I made it to the bathroom and relieved myself. I shuffled over to the sink and had just finished washing my hands when I happened to look up and catch a glimpse of myself in the mirror.

"Oh my God," I yelled, my trembling hands reaching up to touch the huge bulbous red thing that had parked itself in the spot that used to be reserved for a normal, if not slightly uninteresting, nose. My hands stopped trembling long enough for me to confirm that this red thing was indeed attached to my face. "Holy shit," I muttered to no one in particular.

I saw Tabby Girl's reflection in the mirror, staring at me from a safe distance.

"Uh, girl, it's ok," I reassured her, hoping that by doing so I would manage to feel better about it myself, "Daddy is just...different."

She pawed cautiously into the room and looked up at me. I poked at my nose and was relieved when it didn't make any hirunk-hee noises like I had half expected it to. Then I leaned over and patted Tabby Girl on the head.

"I'm sorry I scared you, girl... I wasn't expecting it either."

She raised up on her hind legs and clawed at me gently, reassuring me that I wasn't suddenly too hideous to love.

I went back to the bedroom and got dressed.

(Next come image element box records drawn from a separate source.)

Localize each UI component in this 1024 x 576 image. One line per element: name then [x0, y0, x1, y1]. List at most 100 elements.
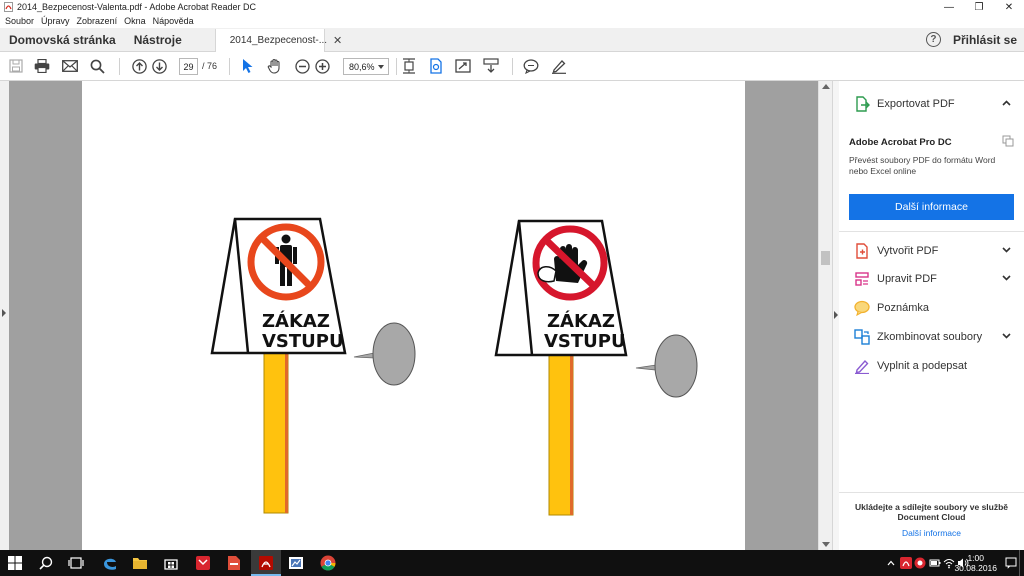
- restore-button[interactable]: ❐: [964, 0, 994, 14]
- task-view-icon[interactable]: [67, 554, 85, 572]
- edge-browser-icon[interactable]: [101, 554, 119, 572]
- minimize-button[interactable]: —: [934, 0, 964, 14]
- export-pdf-icon: [854, 96, 870, 112]
- toolbar-separator: [396, 58, 397, 75]
- pdf-app-icon[interactable]: [225, 554, 243, 572]
- save-icon[interactable]: [8, 58, 24, 74]
- security-tray-icon[interactable]: [914, 557, 926, 569]
- chevron-down-icon[interactable]: [1002, 247, 1011, 255]
- tool-combine-files[interactable]: Zkombinovat soubory: [839, 325, 1024, 349]
- title-bar: 2014_Bezpecenost-Valenta.pdf - Adobe Acr…: [0, 0, 1024, 14]
- export-pdf-item[interactable]: Exportovat PDF: [839, 92, 1024, 116]
- vertical-scrollbar[interactable]: [818, 81, 832, 550]
- acrobat-reader-taskbar-icon[interactable]: [251, 550, 281, 576]
- document-viewport[interactable]: ZÁKAZ VSTUPU ZÁKAZ VSTUPU: [0, 81, 818, 550]
- file-explorer-icon[interactable]: [131, 554, 149, 572]
- tool-label: Vyplnit a podepsat: [877, 360, 968, 372]
- acrobat-tray-icon[interactable]: [900, 557, 912, 569]
- scrollbar-thumb[interactable]: [821, 251, 830, 265]
- document-viewer-icon[interactable]: [287, 554, 305, 572]
- more-info-button[interactable]: Další informace: [849, 194, 1014, 220]
- acrobat-window: 2014_Bezpecenost-Valenta.pdf - Adobe Acr…: [0, 0, 1024, 576]
- chevron-down-icon[interactable]: [1002, 333, 1011, 341]
- search-icon[interactable]: [37, 554, 55, 572]
- highlight-pen-icon[interactable]: [551, 58, 567, 74]
- comment-icon[interactable]: [523, 58, 539, 74]
- scroll-up-icon[interactable]: [822, 84, 830, 89]
- previous-page-icon[interactable]: [131, 58, 147, 74]
- chevron-down-icon[interactable]: [1002, 275, 1011, 283]
- tools-pane: Exportovat PDF Adobe Acrobat Pro DC Přev…: [839, 81, 1024, 550]
- mail-app-icon[interactable]: [194, 554, 212, 572]
- page-total: / 76: [202, 61, 218, 71]
- scroll-down-icon[interactable]: [822, 542, 830, 547]
- document-cloud-text: Ukládejte a sdílejte soubory ve službě D…: [854, 502, 1009, 522]
- tool-fill-sign[interactable]: Vyplnit a podepsat: [839, 354, 1024, 378]
- fit-page-icon[interactable]: [401, 58, 417, 74]
- windows-start-icon[interactable]: [6, 554, 24, 572]
- toolbar-separator: [229, 58, 230, 75]
- tab-bar: Domovská stránka Nástroje 2014_Bezpeceno…: [0, 28, 1024, 52]
- hand-tool-icon[interactable]: [267, 58, 283, 74]
- tab-document[interactable]: 2014_Bezpecenost-... ✕: [214, 29, 342, 52]
- tab-home[interactable]: Domovská stránka: [0, 28, 125, 51]
- comment-icon: [854, 300, 870, 317]
- toolbar: 29 / 76 80,6%: [0, 52, 1024, 81]
- clock-date: 30.08.2016: [954, 563, 997, 573]
- notifications-icon[interactable]: [1005, 557, 1017, 569]
- battery-icon[interactable]: [929, 557, 941, 569]
- chevron-right-icon: [834, 311, 838, 319]
- create-pdf-icon: [854, 243, 870, 259]
- page-number-input[interactable]: 29: [179, 58, 198, 75]
- speech-bubble-shape: [353, 322, 416, 386]
- zoom-out-icon[interactable]: [294, 58, 310, 74]
- store-icon[interactable]: [162, 554, 180, 572]
- edit-pdf-icon: [854, 271, 870, 287]
- tab-tools[interactable]: Nástroje: [125, 28, 191, 51]
- copy-icon[interactable]: [1002, 135, 1014, 147]
- toolbar-separator: [512, 58, 513, 75]
- close-tab-icon[interactable]: ✕: [333, 34, 342, 47]
- menu-edit[interactable]: Úpravy: [41, 16, 70, 26]
- zoom-level-dropdown[interactable]: 80,6%: [343, 58, 389, 75]
- search-icon[interactable]: [89, 58, 105, 74]
- wifi-icon[interactable]: [943, 557, 955, 569]
- rotate-page-icon[interactable]: [428, 58, 444, 74]
- help-icon[interactable]: ?: [925, 32, 941, 47]
- tool-label: Zkombinovat soubory: [877, 331, 983, 343]
- taskbar-clock[interactable]: 1:00 30.08.2016: [954, 553, 997, 573]
- show-desktop-button[interactable]: [1019, 550, 1024, 576]
- full-screen-icon[interactable]: [455, 58, 471, 74]
- tab-spacer: [325, 28, 926, 51]
- panel-divider: [839, 231, 1024, 232]
- acrobat-app-icon: [4, 2, 13, 12]
- document-cloud-link[interactable]: Další informace: [851, 528, 1012, 538]
- signin-link[interactable]: Přihlásit se: [947, 28, 1024, 51]
- sign-text-line2: VSTUPU: [262, 331, 344, 352]
- print-icon[interactable]: [34, 58, 50, 74]
- email-icon[interactable]: [62, 58, 78, 74]
- sign-text-line1: ZÁKAZ: [262, 311, 330, 332]
- chevron-up-icon[interactable]: [1002, 100, 1011, 108]
- menu-file[interactable]: Soubor: [5, 16, 34, 26]
- zoom-in-icon[interactable]: [314, 58, 330, 74]
- fill-sign-icon: [854, 358, 870, 375]
- chrome-browser-icon[interactable]: [319, 554, 337, 572]
- windows-taskbar: 1:00 30.08.2016: [0, 550, 1024, 576]
- window-title: 2014_Bezpecenost-Valenta.pdf - Adobe Acr…: [17, 2, 256, 12]
- right-panel-toggle[interactable]: [832, 81, 839, 550]
- chevron-up-icon[interactable]: [886, 557, 898, 569]
- menu-view[interactable]: Zobrazení: [77, 16, 118, 26]
- tool-create-pdf[interactable]: Vytvořit PDF: [839, 239, 1024, 263]
- left-panel-toggle[interactable]: [0, 81, 9, 550]
- tool-comment[interactable]: Poznámka: [839, 296, 1024, 320]
- close-window-button[interactable]: ✕: [994, 0, 1024, 14]
- chevron-right-icon: [2, 309, 6, 317]
- next-page-icon[interactable]: [151, 58, 167, 74]
- tool-edit-pdf[interactable]: Upravit PDF: [839, 267, 1024, 291]
- select-cursor-icon[interactable]: [240, 58, 256, 74]
- scroll-mode-icon[interactable]: [483, 58, 499, 74]
- menu-window[interactable]: Okna: [124, 16, 146, 26]
- export-pdf-label: Exportovat PDF: [877, 98, 955, 110]
- menu-help[interactable]: Nápověda: [153, 16, 194, 26]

I picked up Tabby Girl and said, "Sorry, girl, but you're coming with me for moral support."

I held Tabby Girl close to my chest and walked downstairs. I knocked on the door to the apartment below mine.

"Hey, glad to see you. I'm Charlie," said the man who I supposed was the lead clown. As he reached out to give my hand a hearty shake, he added, "We were wondering how long it would take you to join us. Come on in and meet the others. We've been expecting you."